Blessed are you who are poor,
for the kingdom of God is yours.
It is hard for those who are rich to enter the kingdom of God, though for God it is possible, since to him all things are possible. Beyond a certain point of sufficiency the accumulation of wealth becomes a distraction pursued for its own sake, demanding attention that might otherwise have gone into learning to become disciples of Jesus. It is the motive that led the rich fool in the parable to build silos of increasing size to store grain above and beyond what he would need (see Luke 12:1-21). It was also this motivation that led the people in the parable of the wedding banquet to ignore the invitation and go off, "one to his field, another to his business" (see Matthew 22:5).

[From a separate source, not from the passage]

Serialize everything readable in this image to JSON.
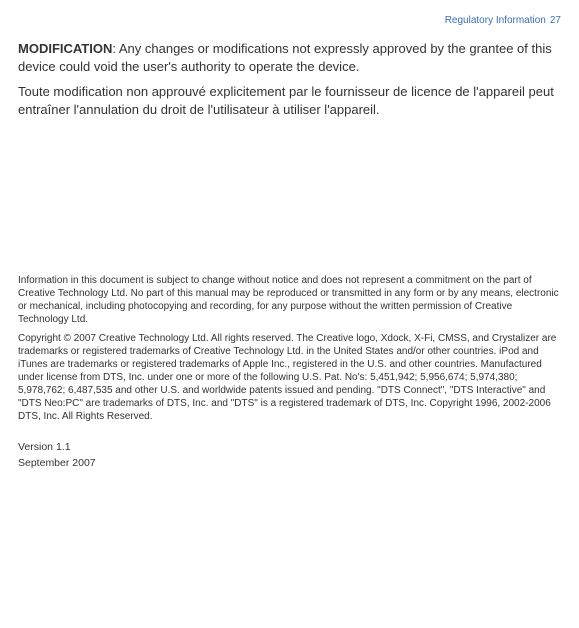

The disciples, by contrast, where those who had given up everything to follow Jesus (see Matthew 19:27). They were often hungry, needing to pick grains on the Sabbath from the fields through which they traveled (see Matthew 12:1). By preferring the mission over the desires of the body they learned about the hidden bread about which Jesus had taught them: doing the will of his Father (John 4:32-34). They gradually came to understand that those who sought first the kingdom gained all else besides (see Matthew 6:33). God indeed filled the hungry with good things and sent the rich away empty (see Luke 1:53). Had they preferred to try to ensure they had full bellies by pursuing earthly things they would have missed, not only the multiplication of the loaves, but even the Eucharistic feast. Not only that, they would have risked becoming like the rich man that neglected poor Lazarus on his doorstep (see Luke 16:19-31). For a time they would suffer and it would seem that the world had triumphed. But eventually, in light of the resurrection, they would laugh, overcome with joy.
If for this life only we have hoped in Christ,
we are the most pitiable people of all.
The beatitudes help us to look attentively to that which is truly important in the world, Jesus, his mission, and his presence in the poor and needy. But they remind us that to serve this world best we must be able to look beyond this world to the resurrection. Only in the resurrection will the great reversal described in the beatitudes be made complete. Only then will we be fully satisfied, laugh with no admixture of sorrow, and rejoice and leap for joy in the Lord, living in his kingdom with undivided hearts.
He is like a tree planted beside the waters
that stretches out its roots to the stream:
it fears not the heat when it comes;
its leaves stay green;
The reading from Jeremiah reminds us that the beatitudes are not merely a future tense promise. Faith brings them into the here and now, giving us in, some measure, the satisfaction and the joy that will be fulfilled entirely with his Kingdom. In short the beatitudes are like extended meditations on the power of the resurrection, when the worst thing in the world gave way to the best, when death itself gave way to life forever.